MG: It’s all relative!  While multihulls are clearly dominating the discussion at the very highest levels of performance racing, they still haven’t really caught on with high-end racing in the US; think of all those mini-maxi, TP52, Carkeeks, Fast40/Melges 32/40 guys still paying for 8-15 crew to sail around at 8 knots upwind and 15-20 downwind, and almost all of those boats costing many times more than a TF-10.  We believe that foiling is a MUST for the future, but only if it can be done safely and without professional racers.  Otherwise, it just won’t catch on!

SA: So why does the TF bring in all those guys?

MG: We all love the way a GC32 looks, but the only one sold to an American (Argo) competes only in Europe.  Even a relatively inexpensive non-foiling multihull like the M32 has sold just 9 boats here in four years.  That is a great boat (I own one) but it can be scary and is always extremely physical.  The solutions we have with the TF10 answer all those questions, but they do cost money.

SA: Can you explain how?

MG: Accessibility to the masses (of high-end sailors) is the key to this thing, and when we consulted a number of the world’s top designers, we realized that all ocean-racing multihulls are trimarans for one reason only: Safety.  As I have found out numerous times on the M32, CATS CAPSIZE EASILY and pitchpole for real, and they are not capable of racing seriously and safely in a real sea state.  Converting a 33 foot cat into a wider, more technologically advanced trimaran increases the cost substantially.

SA: What about running costs?

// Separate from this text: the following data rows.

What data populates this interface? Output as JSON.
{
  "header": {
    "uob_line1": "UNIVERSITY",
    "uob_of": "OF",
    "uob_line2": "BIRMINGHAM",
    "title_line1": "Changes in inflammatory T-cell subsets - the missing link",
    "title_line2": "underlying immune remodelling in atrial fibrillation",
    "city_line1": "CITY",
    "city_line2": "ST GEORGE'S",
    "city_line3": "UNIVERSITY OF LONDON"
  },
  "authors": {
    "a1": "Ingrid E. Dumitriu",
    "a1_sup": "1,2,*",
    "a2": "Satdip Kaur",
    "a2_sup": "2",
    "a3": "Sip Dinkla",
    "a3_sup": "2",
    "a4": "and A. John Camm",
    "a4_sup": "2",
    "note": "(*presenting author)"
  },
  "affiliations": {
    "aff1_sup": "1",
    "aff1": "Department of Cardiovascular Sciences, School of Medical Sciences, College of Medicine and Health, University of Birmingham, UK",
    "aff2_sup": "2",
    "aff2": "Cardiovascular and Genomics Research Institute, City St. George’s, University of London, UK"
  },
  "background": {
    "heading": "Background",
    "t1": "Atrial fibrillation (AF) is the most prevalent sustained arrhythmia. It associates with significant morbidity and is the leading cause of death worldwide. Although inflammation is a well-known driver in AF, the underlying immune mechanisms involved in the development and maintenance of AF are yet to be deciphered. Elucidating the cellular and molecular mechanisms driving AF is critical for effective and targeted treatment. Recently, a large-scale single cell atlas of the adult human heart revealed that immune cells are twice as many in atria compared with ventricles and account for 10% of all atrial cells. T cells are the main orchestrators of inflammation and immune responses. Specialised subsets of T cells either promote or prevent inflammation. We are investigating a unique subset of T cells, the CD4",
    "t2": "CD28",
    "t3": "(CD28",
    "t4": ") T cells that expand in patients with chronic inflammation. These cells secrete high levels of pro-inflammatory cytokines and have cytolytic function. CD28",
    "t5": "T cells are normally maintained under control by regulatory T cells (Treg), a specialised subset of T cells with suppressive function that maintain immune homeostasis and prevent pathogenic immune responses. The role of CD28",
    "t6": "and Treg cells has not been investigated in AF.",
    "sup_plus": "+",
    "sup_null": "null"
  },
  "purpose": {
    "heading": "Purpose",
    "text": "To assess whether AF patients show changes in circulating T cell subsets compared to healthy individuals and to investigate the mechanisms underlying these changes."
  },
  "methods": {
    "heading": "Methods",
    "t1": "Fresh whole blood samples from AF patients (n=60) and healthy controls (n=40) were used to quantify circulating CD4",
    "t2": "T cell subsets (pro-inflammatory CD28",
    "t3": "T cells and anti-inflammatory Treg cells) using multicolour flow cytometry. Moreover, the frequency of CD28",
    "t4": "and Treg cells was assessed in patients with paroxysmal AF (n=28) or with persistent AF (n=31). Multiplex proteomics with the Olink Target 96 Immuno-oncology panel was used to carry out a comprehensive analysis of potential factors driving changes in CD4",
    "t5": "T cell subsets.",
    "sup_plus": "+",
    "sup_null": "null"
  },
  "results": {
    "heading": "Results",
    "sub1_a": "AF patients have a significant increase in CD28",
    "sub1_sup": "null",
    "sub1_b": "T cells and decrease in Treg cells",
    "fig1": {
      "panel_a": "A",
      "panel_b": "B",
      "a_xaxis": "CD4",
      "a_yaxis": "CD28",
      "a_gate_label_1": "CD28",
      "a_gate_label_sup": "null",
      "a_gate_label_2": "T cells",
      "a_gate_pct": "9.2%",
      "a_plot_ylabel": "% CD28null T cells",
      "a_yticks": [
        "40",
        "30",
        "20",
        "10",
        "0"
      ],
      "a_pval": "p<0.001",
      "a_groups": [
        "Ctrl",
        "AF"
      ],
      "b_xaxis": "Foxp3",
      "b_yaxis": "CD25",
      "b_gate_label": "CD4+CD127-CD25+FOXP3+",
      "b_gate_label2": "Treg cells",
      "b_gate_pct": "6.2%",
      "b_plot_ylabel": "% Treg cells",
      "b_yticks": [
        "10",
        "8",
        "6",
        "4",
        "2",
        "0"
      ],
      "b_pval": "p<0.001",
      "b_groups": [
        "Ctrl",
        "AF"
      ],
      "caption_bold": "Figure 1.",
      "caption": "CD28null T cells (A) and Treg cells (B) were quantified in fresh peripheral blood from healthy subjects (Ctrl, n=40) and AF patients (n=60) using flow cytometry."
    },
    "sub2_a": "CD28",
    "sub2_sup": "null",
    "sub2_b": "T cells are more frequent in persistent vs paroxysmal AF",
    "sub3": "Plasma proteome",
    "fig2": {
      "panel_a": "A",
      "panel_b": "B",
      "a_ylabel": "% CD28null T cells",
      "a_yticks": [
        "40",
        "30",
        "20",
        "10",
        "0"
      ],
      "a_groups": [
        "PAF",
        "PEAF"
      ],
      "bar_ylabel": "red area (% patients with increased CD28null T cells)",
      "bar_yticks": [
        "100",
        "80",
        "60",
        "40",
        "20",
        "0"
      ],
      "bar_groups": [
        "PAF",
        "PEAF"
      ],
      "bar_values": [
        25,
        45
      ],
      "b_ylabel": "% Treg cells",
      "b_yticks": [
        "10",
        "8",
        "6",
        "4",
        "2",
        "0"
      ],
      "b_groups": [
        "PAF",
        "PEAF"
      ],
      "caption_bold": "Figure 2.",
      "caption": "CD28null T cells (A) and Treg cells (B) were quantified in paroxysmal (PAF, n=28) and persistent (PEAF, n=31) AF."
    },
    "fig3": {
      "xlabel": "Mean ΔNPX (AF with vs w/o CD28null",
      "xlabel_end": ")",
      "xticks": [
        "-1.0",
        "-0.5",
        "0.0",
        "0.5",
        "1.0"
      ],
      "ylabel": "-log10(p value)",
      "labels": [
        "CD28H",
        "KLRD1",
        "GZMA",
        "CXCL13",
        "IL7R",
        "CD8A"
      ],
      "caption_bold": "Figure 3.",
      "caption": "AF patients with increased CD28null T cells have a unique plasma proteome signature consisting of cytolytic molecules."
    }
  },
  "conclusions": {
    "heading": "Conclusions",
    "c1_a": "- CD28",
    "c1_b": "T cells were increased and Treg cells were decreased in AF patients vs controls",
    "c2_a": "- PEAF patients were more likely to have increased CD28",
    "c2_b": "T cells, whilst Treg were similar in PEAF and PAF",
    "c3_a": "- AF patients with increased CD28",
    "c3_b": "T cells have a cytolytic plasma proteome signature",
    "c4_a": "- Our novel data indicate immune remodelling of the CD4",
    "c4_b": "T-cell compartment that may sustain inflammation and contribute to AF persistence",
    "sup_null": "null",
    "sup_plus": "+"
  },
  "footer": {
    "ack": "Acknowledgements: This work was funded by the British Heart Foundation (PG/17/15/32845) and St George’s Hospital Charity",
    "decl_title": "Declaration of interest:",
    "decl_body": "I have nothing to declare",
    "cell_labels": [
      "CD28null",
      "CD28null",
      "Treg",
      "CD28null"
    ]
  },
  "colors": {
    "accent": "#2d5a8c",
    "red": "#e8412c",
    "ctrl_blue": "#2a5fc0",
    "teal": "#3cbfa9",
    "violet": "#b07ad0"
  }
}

This thing is seriously high tech; does it need a high-tech support crew?

MG: It needs nothing!  Remember that guys in top Melges 20 or Melges 32 classes are already spending 300k a year easily on pros, sails, transport to regattas, etc.  TP52 guys are spending a small fortune to build their boats (which only last a year or two on that circuit) and a large fortune to race them.  The TF-10 has just 2 fully-battened sails, and unlike monohull sails, they can last for years [not if you want to win -ed].

SA: You say you won’t need pros for this boat in contrast with a GC or M32.  Why not?

MG: Most of the energy needed to sail a foiling boat goes into raising and lowering of foils during maneuvers. Like the Olympic Nacra 17, the A-Cat, or the original Hydroptère, this boat is designed to sail with all foils down so you don’t need a 1500 dollar/day Star crew to pull them up and down.  Since it is sailing on four points it is MUCH more stable than a GC, and the owner drives from the center hull all the time, so the driver need not be Usain Bolt to get across the deck in a quick gybe.  The traveler is behind the tiller, meaning you never need to let go, adding more safety at the most common time for things to go wrong.

SA: Will it still get up and go despite being designed primarily for safety?

MG: Polars are well in excess of 35 knots on some points of sail…when the crew are ready!

SA: What do you do until the crew are ready?

MG: Lift the foils slightly and you can sail just like a Corsair or Farrier for beer can races or leisure sailing with friends and family on the wide platform.  Think ‘Ferrari’ – it can go on the street, it can sit in traffic, but it can still get on a race course and put in some serious hot laps against real competition.  We can mess around in the bay or do boring old windward/leeward racing, or we can do stadium sailing, coastal racing, record attempts – and we can do a lot of this doublehanded!

SA: Thanks a lot Malcolm, and good luck with the boat.

MG: No problem.  We’ll see you when it splashes.

Title shout to one of folk/rock’s all time classics, as reimagined by a troubled legend.